As mentioned in an earlier post (Daughters, Tea Parties, and Science), I had resolved not to bring my daughter up with all the traditional trappings of femininity. Fearing she would fall into a sticky cultural web of ingrained passivity and fixation on her appearance, I had nightmarish visions of her longing to be a ballerina, developing eating disorders and crippling body insecurities, eventually failing out of math class…
Concerned that baby girls are shoved into pink boxes from the moment of arrival, I had decided to not give her a princess-themed nursery, pink fluffy clothes, and stereotypical “girl” toys. Surely this would allow her to blossom without cultural expectations forcing her into a preordained archetype?
And a couple years in, the epic failure of this “gender-neutral” experiment made me chuck all of my theories into the nearest intellectual dumpster.
Despite scrubbing the cultural slate clean, my daughter became one of the girliest girls to walk the planet. Her love of fluffy pink dresses, her fascination with purses, her near-worship of the Disney princess pantheon, laughed in the face of my previous belief that everything gender related is a social construction. Sure, it’s easy to put everything down to a script when you are a single woman working off hypotheticals, but when your toddler daughter asks you for the billionth if her hair looks pretty, it’s time to reevaluate.

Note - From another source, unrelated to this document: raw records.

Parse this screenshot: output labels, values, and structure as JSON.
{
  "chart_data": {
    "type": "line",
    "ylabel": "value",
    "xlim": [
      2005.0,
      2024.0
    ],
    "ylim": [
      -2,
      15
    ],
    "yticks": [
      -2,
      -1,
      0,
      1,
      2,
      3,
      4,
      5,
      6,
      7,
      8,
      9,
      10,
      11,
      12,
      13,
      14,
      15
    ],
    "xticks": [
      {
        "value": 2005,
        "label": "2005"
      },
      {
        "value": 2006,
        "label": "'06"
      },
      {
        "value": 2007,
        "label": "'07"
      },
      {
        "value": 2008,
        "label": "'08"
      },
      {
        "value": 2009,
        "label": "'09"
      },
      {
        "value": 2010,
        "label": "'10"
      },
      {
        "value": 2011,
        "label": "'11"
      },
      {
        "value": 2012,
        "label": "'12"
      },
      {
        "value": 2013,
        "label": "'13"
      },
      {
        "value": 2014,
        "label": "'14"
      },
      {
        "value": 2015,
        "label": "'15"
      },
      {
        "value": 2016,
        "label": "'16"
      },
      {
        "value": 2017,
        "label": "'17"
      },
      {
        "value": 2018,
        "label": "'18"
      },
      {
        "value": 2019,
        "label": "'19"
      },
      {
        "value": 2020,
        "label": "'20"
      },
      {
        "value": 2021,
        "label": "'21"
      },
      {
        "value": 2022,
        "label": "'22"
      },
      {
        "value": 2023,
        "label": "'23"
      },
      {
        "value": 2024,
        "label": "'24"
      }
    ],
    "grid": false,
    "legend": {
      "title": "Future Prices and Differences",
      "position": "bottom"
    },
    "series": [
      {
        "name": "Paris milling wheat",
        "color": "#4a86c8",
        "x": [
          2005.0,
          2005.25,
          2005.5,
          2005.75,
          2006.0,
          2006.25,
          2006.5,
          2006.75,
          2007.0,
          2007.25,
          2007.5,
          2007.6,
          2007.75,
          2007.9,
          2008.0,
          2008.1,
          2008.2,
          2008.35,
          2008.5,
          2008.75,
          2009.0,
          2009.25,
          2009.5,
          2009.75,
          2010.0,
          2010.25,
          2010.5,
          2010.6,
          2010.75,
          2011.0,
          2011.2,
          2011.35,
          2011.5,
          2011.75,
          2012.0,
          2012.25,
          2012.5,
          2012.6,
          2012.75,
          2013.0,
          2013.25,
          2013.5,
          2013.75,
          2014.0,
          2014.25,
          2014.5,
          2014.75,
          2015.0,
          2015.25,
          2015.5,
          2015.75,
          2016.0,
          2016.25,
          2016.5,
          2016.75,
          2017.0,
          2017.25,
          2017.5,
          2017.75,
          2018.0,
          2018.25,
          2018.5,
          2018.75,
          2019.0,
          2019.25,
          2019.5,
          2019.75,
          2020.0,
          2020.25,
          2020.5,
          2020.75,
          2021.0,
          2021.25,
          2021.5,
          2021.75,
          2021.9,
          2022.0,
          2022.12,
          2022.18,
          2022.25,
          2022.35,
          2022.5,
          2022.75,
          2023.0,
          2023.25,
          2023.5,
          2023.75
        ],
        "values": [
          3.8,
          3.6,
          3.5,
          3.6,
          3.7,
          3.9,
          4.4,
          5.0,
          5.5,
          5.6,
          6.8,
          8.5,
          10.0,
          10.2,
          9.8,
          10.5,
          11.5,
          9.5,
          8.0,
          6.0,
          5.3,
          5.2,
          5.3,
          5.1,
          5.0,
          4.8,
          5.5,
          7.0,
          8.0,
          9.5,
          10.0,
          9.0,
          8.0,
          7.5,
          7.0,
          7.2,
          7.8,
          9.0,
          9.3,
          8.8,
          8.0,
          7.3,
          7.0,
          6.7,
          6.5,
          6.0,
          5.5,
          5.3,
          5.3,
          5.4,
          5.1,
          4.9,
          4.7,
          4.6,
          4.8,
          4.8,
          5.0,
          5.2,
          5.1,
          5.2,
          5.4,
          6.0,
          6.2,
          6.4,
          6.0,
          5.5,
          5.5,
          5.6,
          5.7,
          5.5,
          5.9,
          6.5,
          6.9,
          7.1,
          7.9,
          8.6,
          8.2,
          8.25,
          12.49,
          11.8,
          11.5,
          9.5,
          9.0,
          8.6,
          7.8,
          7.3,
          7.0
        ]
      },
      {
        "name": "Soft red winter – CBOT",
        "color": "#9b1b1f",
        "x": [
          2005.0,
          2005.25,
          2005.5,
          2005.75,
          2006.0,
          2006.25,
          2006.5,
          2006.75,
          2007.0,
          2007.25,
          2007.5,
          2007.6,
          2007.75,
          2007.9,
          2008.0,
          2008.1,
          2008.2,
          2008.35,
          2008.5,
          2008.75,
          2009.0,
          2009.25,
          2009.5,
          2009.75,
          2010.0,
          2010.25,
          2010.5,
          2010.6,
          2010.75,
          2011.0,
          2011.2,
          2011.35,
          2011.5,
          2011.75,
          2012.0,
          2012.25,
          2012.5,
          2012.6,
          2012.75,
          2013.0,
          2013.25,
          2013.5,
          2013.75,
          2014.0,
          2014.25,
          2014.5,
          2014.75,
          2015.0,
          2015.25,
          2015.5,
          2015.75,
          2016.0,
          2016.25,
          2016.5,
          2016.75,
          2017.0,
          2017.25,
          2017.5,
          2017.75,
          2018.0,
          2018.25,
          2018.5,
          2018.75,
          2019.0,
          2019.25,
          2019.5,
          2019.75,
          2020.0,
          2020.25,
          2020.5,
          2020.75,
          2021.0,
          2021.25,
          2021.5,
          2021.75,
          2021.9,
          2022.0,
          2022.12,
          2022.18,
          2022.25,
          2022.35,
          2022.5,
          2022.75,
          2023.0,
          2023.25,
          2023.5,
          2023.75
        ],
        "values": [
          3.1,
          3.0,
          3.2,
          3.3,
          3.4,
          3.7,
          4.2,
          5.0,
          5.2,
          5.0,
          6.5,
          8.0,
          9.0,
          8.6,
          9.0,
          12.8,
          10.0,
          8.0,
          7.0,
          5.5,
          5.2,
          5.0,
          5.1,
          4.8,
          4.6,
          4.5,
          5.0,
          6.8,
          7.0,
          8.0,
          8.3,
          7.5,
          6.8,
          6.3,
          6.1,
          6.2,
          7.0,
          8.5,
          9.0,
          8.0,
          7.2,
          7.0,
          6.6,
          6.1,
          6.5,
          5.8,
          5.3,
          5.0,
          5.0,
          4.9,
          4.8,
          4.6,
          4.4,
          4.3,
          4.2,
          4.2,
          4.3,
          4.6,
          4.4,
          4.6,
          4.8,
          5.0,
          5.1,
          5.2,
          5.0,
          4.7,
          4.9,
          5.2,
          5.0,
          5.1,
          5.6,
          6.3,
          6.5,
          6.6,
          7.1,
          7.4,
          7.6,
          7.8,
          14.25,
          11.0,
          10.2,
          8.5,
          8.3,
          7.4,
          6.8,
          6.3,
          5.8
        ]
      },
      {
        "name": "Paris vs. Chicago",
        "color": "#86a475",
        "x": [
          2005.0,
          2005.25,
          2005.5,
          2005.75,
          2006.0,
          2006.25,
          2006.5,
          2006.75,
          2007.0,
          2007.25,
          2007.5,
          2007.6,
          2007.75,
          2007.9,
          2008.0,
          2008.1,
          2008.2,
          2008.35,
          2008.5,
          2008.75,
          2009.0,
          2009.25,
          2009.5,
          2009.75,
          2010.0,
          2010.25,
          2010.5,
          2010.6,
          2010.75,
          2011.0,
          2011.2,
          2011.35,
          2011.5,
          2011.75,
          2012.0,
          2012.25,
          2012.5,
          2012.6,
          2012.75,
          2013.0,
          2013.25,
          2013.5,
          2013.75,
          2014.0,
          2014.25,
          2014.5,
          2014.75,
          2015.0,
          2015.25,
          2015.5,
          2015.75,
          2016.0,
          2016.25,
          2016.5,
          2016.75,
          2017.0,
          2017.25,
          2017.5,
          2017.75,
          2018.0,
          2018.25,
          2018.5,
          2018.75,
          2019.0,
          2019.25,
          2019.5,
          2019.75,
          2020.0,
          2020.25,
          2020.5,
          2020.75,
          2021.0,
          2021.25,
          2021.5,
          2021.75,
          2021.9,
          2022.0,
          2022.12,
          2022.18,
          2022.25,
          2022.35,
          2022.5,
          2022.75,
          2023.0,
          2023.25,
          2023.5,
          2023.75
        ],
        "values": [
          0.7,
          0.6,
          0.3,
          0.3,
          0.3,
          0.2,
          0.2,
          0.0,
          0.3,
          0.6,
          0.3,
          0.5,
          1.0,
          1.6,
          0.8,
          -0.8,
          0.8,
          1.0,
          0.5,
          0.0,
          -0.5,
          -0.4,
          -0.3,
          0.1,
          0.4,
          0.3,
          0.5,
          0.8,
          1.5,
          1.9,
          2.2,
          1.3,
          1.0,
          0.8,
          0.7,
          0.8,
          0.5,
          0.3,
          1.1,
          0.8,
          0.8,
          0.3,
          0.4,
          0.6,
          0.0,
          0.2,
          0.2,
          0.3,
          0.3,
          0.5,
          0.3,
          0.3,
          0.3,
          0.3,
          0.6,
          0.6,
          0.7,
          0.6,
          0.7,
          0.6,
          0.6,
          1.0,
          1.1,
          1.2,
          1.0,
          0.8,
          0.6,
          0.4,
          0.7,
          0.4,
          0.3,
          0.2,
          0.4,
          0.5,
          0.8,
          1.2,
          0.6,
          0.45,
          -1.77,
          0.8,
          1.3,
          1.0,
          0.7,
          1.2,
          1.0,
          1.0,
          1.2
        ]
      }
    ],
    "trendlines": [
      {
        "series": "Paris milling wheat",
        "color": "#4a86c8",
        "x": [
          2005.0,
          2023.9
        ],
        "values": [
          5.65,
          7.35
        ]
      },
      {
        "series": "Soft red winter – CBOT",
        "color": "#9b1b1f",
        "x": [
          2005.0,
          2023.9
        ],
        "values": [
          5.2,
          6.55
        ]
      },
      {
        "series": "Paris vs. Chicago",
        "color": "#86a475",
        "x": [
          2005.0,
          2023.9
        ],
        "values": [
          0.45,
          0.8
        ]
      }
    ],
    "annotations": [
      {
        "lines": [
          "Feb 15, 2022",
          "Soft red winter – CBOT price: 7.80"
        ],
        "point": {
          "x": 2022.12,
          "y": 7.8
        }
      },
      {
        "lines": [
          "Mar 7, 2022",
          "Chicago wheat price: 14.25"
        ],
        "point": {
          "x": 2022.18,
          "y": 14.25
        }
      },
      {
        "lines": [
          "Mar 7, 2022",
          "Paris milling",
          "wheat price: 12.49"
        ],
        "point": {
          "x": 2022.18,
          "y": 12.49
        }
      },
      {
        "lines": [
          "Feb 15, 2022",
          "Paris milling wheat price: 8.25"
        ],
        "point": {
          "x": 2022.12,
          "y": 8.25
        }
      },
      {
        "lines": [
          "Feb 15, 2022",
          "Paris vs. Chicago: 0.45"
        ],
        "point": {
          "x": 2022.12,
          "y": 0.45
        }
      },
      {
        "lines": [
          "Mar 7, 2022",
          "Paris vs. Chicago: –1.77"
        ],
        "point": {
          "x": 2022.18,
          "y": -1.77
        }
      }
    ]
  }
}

I figured that at this crossroads of development, I could either: 1) try to keep her away from everything traditionally feminine, or 2) keep exposing her to other possibilities. What bothered me about banning “feminine” things, however, is that it results in the very cultural conditioning I was trying to avoid in the first place. How could I claim to want my daughter to blossom into her authentic self if I am telling her that her expressions are unacceptable?
Further, is there anything inherently wrong with wanting to wear dresses or host tea parties? I don’t think that women wearing dresses are the problem so much as the idea that women should have to wear dresses… it’s the idea that there is something wrong with women who don’t like dresses. Maybe instead of arguing about dresses, we should just let people wear whatever they damn well feel like wearing without drawing a bunch of unnecessary conclusions from their choices. Besides, if I communicate to my girl that her desire for pretty things is wrong, won’t that make her feel that her natural preferences are wrong? Couldn’t that create insecurity in and of itself?
Truth be known, we are probably all a mix of traditional and untraditional traits, falling along various messy points of the traditional-to-different range depending on our individual preferences. Roman men wore dresses (though they called them “togas”) and 18th century male aristocrats and 80’s glam rockers wore plenty of makeup. The urge to decorate your body is completely natural… how different, really, is eyeshadow from a guy getting a tattoo? I’ve seen a number of little boys running around with black nail polish lately and think it’s a hopeful sign that we are starting to let kids freely choose from both gender categories instead of assigning them one or the other (or conversely, trying to flip them the other way around, intact).
With this new perspective, I decided to stop worrying about my daughter’s fascination with wedding-cake dresses, anime ponies, and long-suffering princesses… instead, I would expose her to as many new hobbies, activities, and ideas as I could, and let the chips fall where they may. And you know what happened? She became a little princess that tears toward the tallest slide in the playground and throws herself down it, head first. She wears ridiculous outfits that become covered in grime as she digs in the sand and rolls in the dirt with her friends.
We took her to the Aerospace Museum of California, built on the grounds of the former McClellan Air Force Base, and she had an absolute blast. She climbed into the planes and made all kinds of flying sound effects while she tinkered with the controls. She tore around the planes at a full run (much to the amusement of the veteran docents) and ran up the ramps of World War II relics to altitudes that were literally making other children cry.
My daughter is a princess, but is neither helpless nor insecure. She loves science museums and planes. She loves baking cookies, smelling flowers, and visiting the reptile house at the zoo. She loves kittens, butterflies, and crocodiles. She isn’t a typical girl, or a tomboy. She’s Brontë, and I want to help her pick from everything the world has to offer to become the person she wants to be.